Unveiling the physio-biochemical, photosynthetic and ionic Responses of wheat (Triticum aestivum L.) genotypes exposed to NaCl and chromium stress

Heavy metal pollution and salinity is a serious ecological concern posing threat to agriculture sustainability and global food security. Chromium (Cr) accumulation in arable lands is of serious concern due to its long term persistent in the soil and strong detrimental impacts on crop yield. Soil salinization is a primary abiotic stress in arid to semi-arid lands which restricts plant metabolism and sustainable growth. A hydroponic study was performed to investigate the effect of salinity (100 mM NaCl) and chromium (15 µM and 30 µM) in integrated and sole form on two wheat genotypes (Sahar and Lasani).

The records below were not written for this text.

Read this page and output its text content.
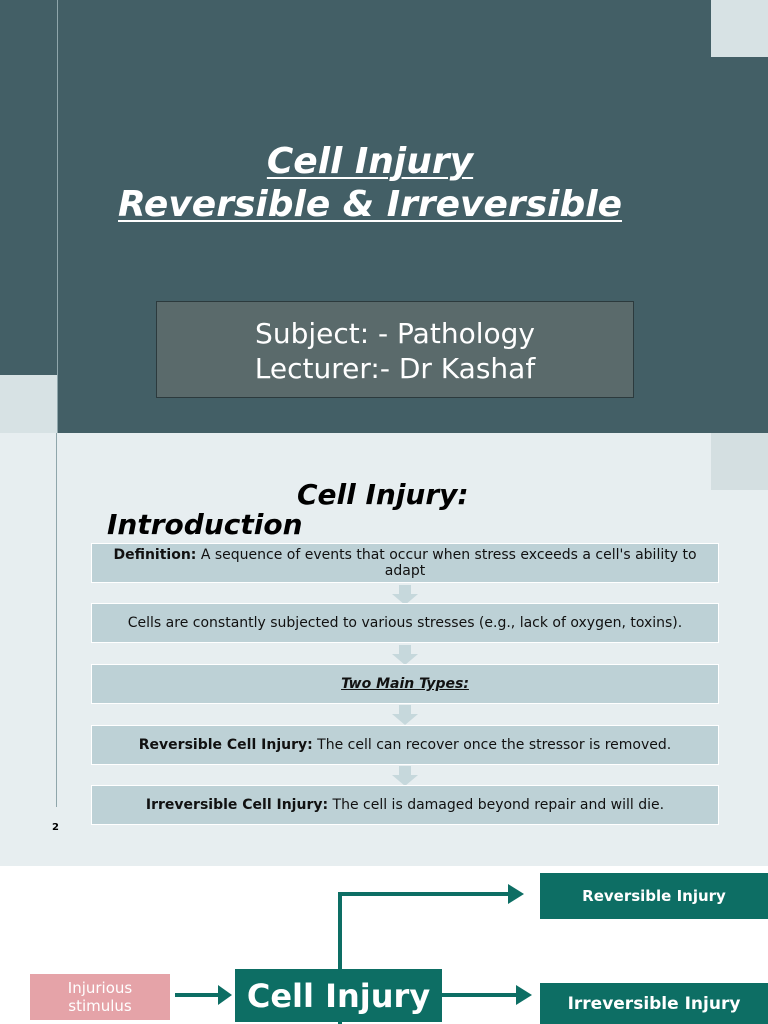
Cell Injury
Reversible & Irreversible
Subject: - Pathology
Lecturer:- Dr Kashaf
Cell Injury:
Introduction
Definition: A sequence of events that occur when stress exceeds a cell's ability to adapt
Cells are constantly subjected to various stresses (e.g., lack of oxygen, toxins).
Two Main Types:
Reversible Cell Injury: The cell can recover once the stressor is removed.
Irreversible Cell Injury: The cell is damaged beyond repair and will die.
2
Injurious stimulus	Cell Injury
Reversible Injury
Irreversible Injury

In the current experiment, it was noticed that imposition of salinity stress notably reduces plant biomass, chlorophyll contents, RWC, MSI, K+/Na+ ratio and gas exchange attributes in wheat seedlings. The effect of Cr on plant dry matter, physiology and photosynthetic activity varied with Cr concentration. Under low Cr level (15 µM), ceased plant growth and nutritional imbalance caused by salt stress was generally mitigated and this effect is more prominent in wheat genotype Sahar as compared to Lasani. The interactive stress of elevated Cr (30µM) and salt stress results in further reduction in plant biomass, water relations along with stomatal regulation as compared to two stresses (Cr and salinity) alone. The results of the current study may help in understanding the mechanisms involved in sustaining plant growth subjected to different abiotic stresses under the current climate change scenario.